# How many decoys?



## WingedShooter7 (Oct 28, 2005)

I have a question lately i've been messing with my local crows in the neighborhood they come off this huge thing of trees and fly around. I like calling them in for fun. I used no decoy the other day and called aggresivly and managed to get a couple to fly over. Would adding about 4-5 custom silos and maybe like a motion decoy help?


----------



## snowhunter23 (Mar 2, 2005)

I've compared using decoys and not to use decoys, lets just say the crows will go crazy if you use say 5 crow decoys and an owl decoy. I've had it where the crows will swoop down at the owl decoy and try to attack it.

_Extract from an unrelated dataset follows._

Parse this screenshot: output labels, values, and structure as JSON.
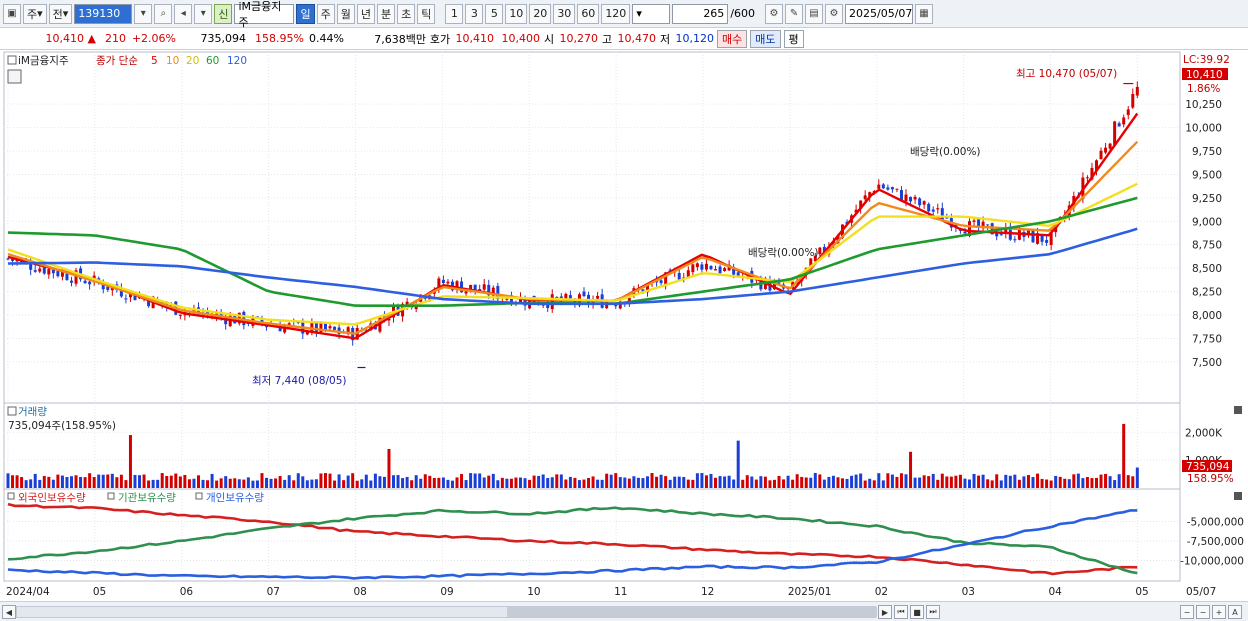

I think Decoys will Bring the birds in alot closer :sniper:


----------



## nodakoutdoors.com (Feb 27, 2002)

I use 6 decoys and have had good success.

They also work as great confidence decoys off to the side of your honker decoys.


----------



## WingedShooter7 (Oct 28, 2005)

haha yeah chris....never thought of that but one day we saw like 400 crows when goose hunting


----------



## varmintz (Apr 25, 2006)

This morning I went out after coyote and nothing came in so I thought I would see if I could get any crow to respond just to mess with the animals, nothing there also, but I did have a pair of honkers do flybys about 6 times until I got bored, If I was goose hunting could have easily bagged them - Just a FYI for you goose hunters.....


----------



## NDhunter7 (Dec 28, 2006)

I set up my crow decoys surounding an owl decoy in my driveway, blew a rabbit distress call with a crow call, they were landing on my roof, and 3 came down landed in the decoys attacking the owl.


----------



## DVXDUDE (Apr 3, 2007)

I have the johnny stewart hammin' crow call. It makes em go nuts. As long as im standing in thick cover, about 5-10 will fly over top of where im standing squalking like crazy. If i had a shotgun it would be easy shooting. I usually have the .17 with me and usually one will land. They are getting smart now and hardly ever land, usually there is too much cover too get a good shot.

I'm going to buy an owl decoy and throw a couple dead crows underneith him. There are a buttload of crows around, i wanna get ride of a bunch.


----------